# What is the equation of the line that has slope 2/3 and passes through the point (-2,1)?

Dec 26, 2016

$\left(y - 1\right) = \frac{2}{3} \left(x + 2\right)$

or

$y = \frac{2}{3} x + \frac{7}{3}$

#### Explanation:

To find this equation we can use the point-slope formula:

The point-slope formula states: $\left(y - \textcolor{red}{{y}_{1}}\right) = \textcolor{b l u e}{m} \left(x - \textcolor{red}{{x}_{1}}\right)$
Where $\textcolor{b l u e}{m}$ is the slope and $\textcolor{red}{\left(\left({x}_{1} , {y}_{1}\right)\right)}$ is a point the line passes through.

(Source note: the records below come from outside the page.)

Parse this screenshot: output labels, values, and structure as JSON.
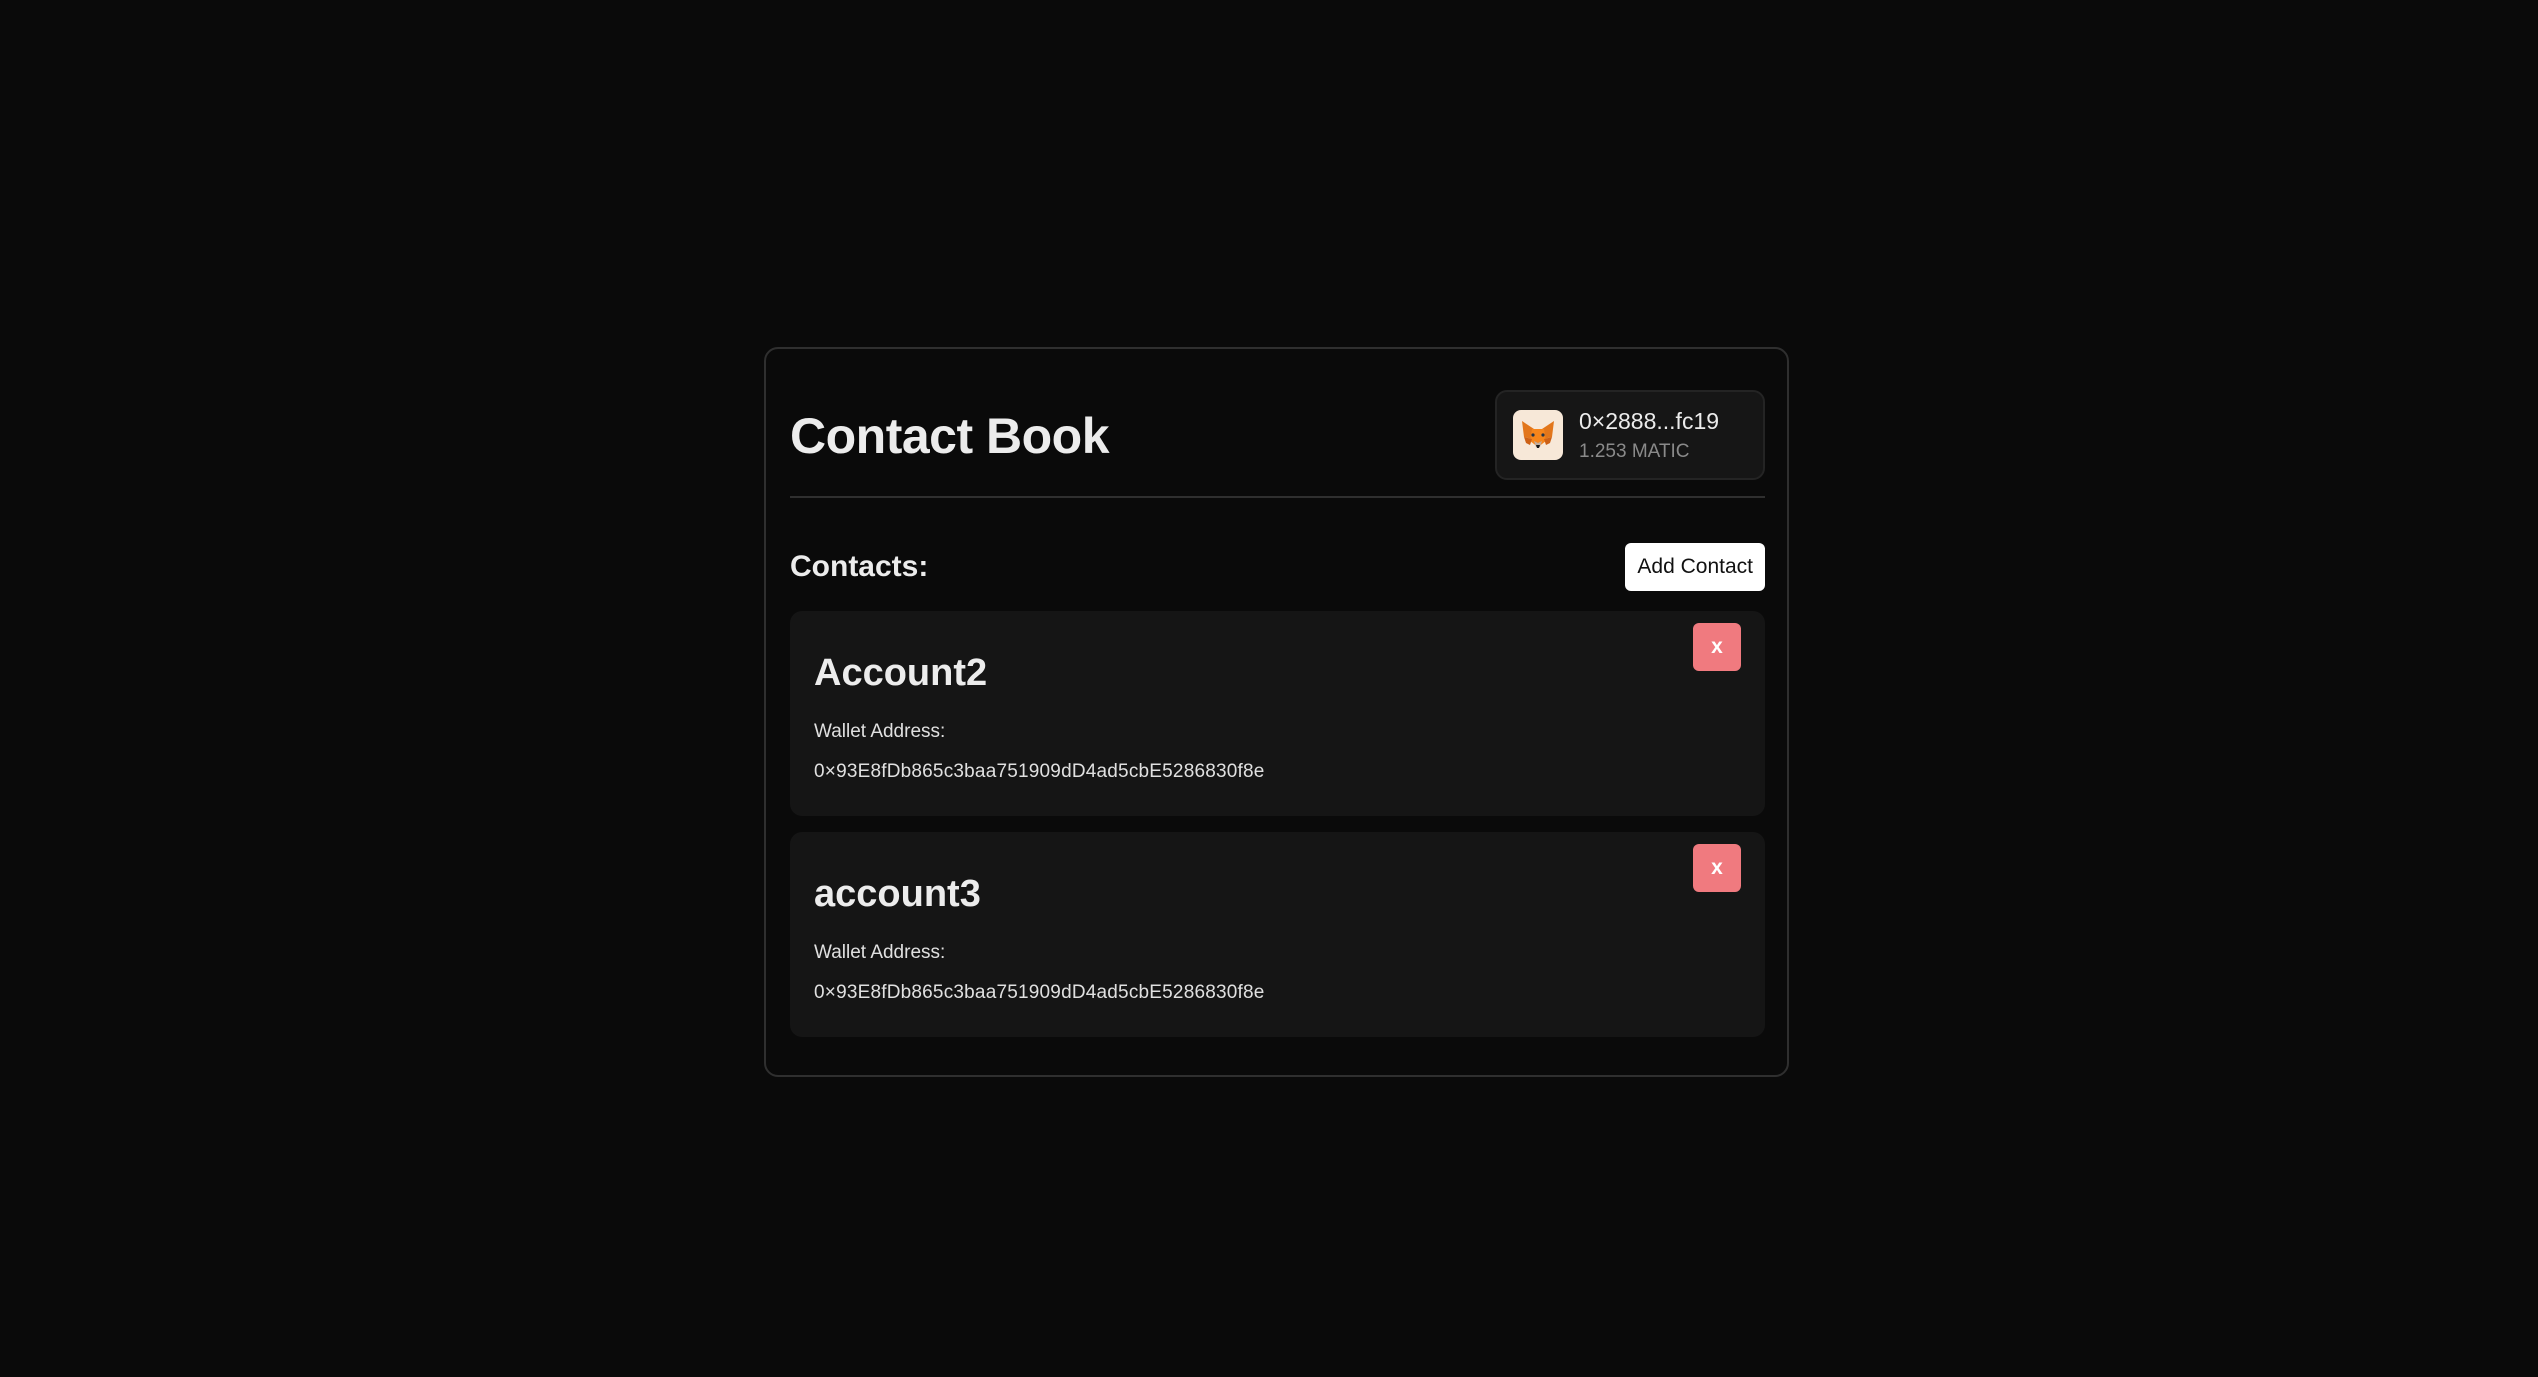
{
  "app": {
    "title": "Contact Book"
  },
  "wallet": {
    "address": "0×2888...fc19",
    "balance": "1.253 MATIC",
    "avatar_icon": "metamask-fox-icon"
  },
  "contacts_section": {
    "heading": "Contacts:",
    "add_button_label": "Add Contact"
  },
  "contacts": [
    {
      "name": "Account2",
      "address_label": "Wallet Address:",
      "address": "0×93E8fDb865c3baa751909dD4ad5cbE5286830f8e",
      "delete_label": "x"
    },
    {
      "name": "account3",
      "address_label": "Wallet Address:",
      "address": "0×93E8fDb865c3baa751909dD4ad5cbE5286830f8e",
      "delete_label": "x"
    }
  ],
  "colors": {
    "background": "#0a0a0a",
    "card_surface": "#151515",
    "delete_accent": "#f07a7f"
  }
}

Substituting the information we are given in the problem produces:

$\left(y - \textcolor{red}{1}\right) = \textcolor{b l u e}{\frac{2}{3}} \left(x - \textcolor{red}{- 2}\right)$

$\left(y - \textcolor{red}{1}\right) = \textcolor{b l u e}{\frac{2}{3}} \left(x + \textcolor{red}{2}\right)$

To put this into slope-intercept form ($y = m x + b$) we can solve for $y$ as follows:

$\left(y - \textcolor{red}{1}\right) = \textcolor{b l u e}{\frac{2}{3}} x + \left(\textcolor{b l u e}{\frac{2}{3}} \times \textcolor{red}{2}\right)$

$y - \textcolor{red}{1} = \textcolor{b l u e}{\frac{2}{3}} x + \frac{4}{3}$

$y - \textcolor{red}{1} + \textcolor{g r e e n}{1} = \textcolor{b l u e}{\frac{2}{3}} x + \frac{4}{3} + \textcolor{g r e e n}{1}$

$y - 0 = \textcolor{b l u e}{\frac{2}{3}} x + \frac{4}{3} + \left(\textcolor{g r e e n}{1} \times \frac{3}{3}\right)$

$y = \textcolor{b l u e}{\frac{2}{3}} x + \frac{4}{3} + \textcolor{g r e e n}{\frac{3}{3}}$

$y = \textcolor{b l u e}{\frac{2}{3}} x + \frac{7}{3}$